Strengthening resilience

Through the years, the ability of the Philippines to withstand external global and regional shocks is noteworthy. As earlier highlighted, the current population provides a consumer base that could keep the economy robust.

The remittances of overseas Filipino workers (OFWs) back to the country somehow insulate the Philippines from unpredictable and uncertain setbacks. It is considered “Trump proof” with its steady stream of OFW remittances that was $33.5 billion in 2023, or roughly 9 percent of gross domestic product for that year. In a world in which the citizens of developed economies are rapidly aging, the Philippines remains in a demographic sweet spot with a young and energetic labor force.

Embedding governance— integrity, competence and accountability

The opportunities outlined previously will not be realized without embedding integrity, competence and accountability in all that we do at various levels of our organizations—whether the public sector, the private sector and civil society/nongovernmental organizations.
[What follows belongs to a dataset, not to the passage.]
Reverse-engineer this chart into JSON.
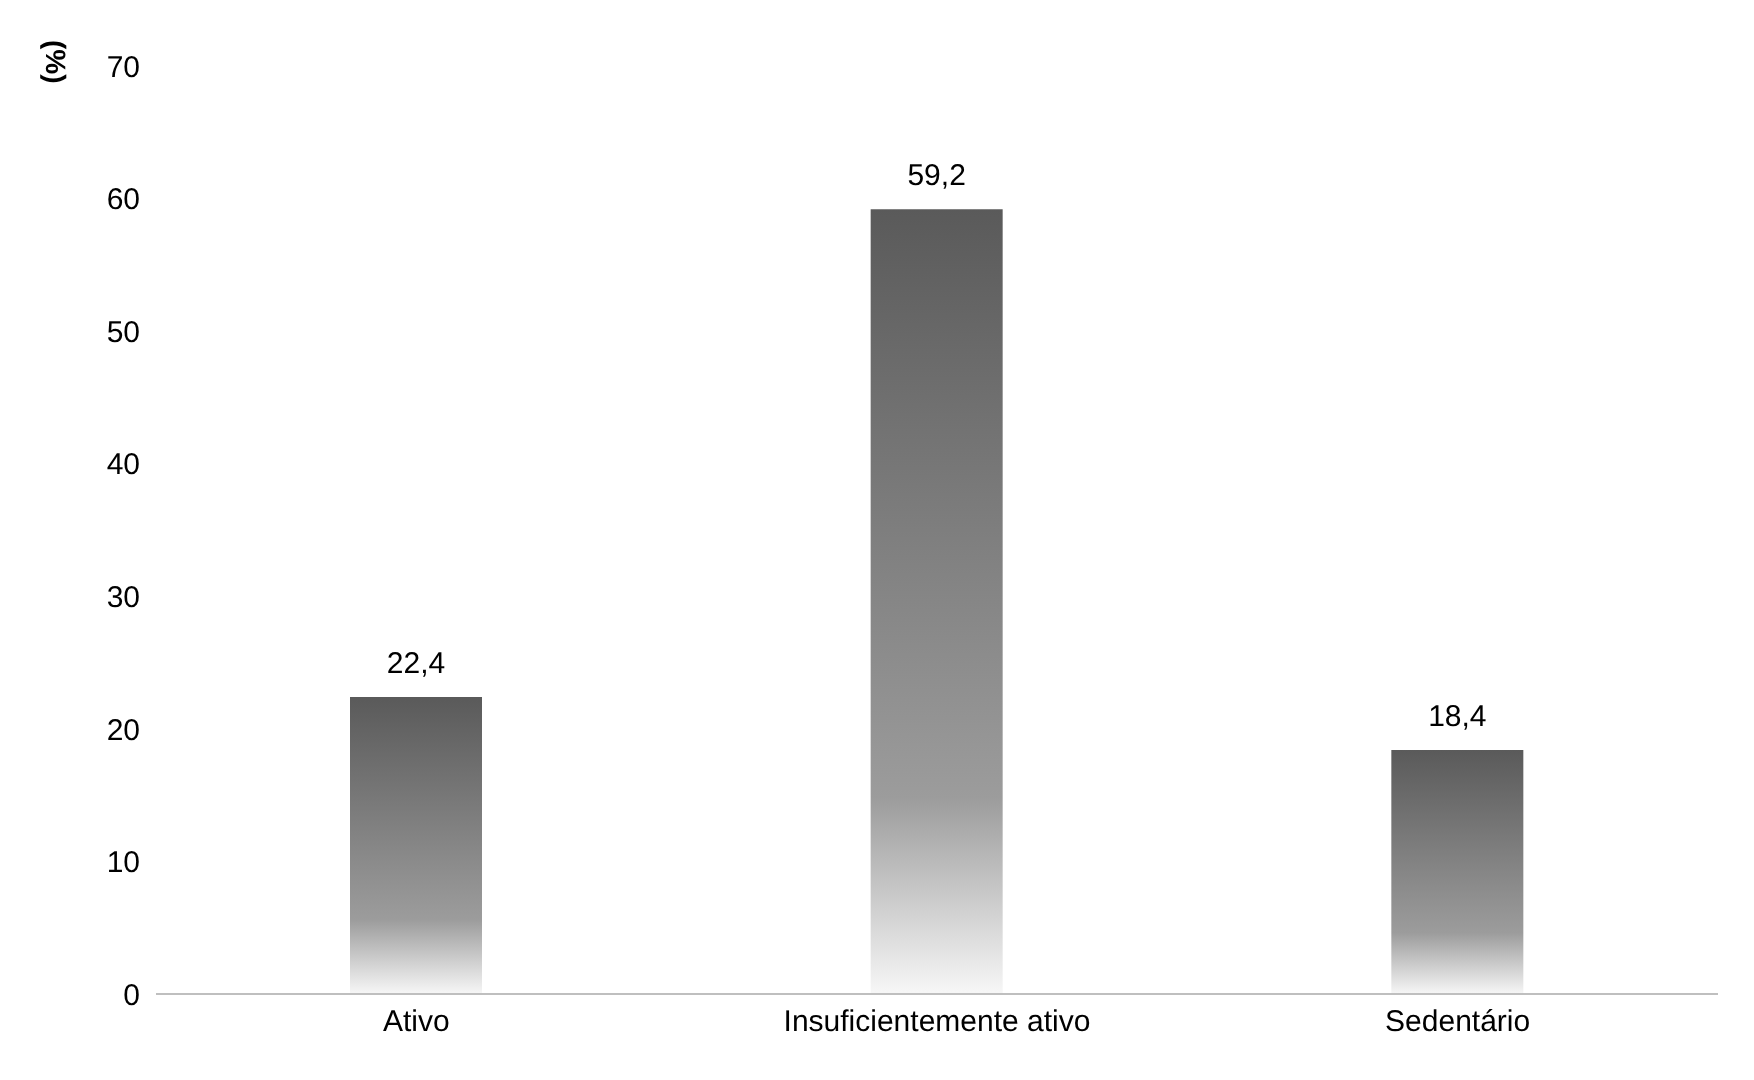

There are sufficient role models in our society who demonstrate that the key to the sustained Philippines’ rise is continuing leadership and management effectiveness across the board. This results in better governance of institutions with integrity, competence and accountability as the foundation.

With a positive story to communicate to the world, a list of exciting opportunities, an inherent strength of resilience, a reform mindset and orientation and a growth of 6 percent a year since 2012 (except during the pandemic), the Philippines has what it takes to be an upper middle country.

All of us have to remain steadfast and be vigilant. A lot of hard work remains but there is a strong rationale to be cautiously optimistic.

This opportunity cannot be missed.

The author is a member of the Management Association of the Philippines (MAP) Shared Prosperity Committee. He is a 2023-2024 fellow of the Stanford University Distinguished Careers Institute. He holds a Doctorate in Business Administration from the Singapore Management University. He is the CEO of Singapore-based OneHRX.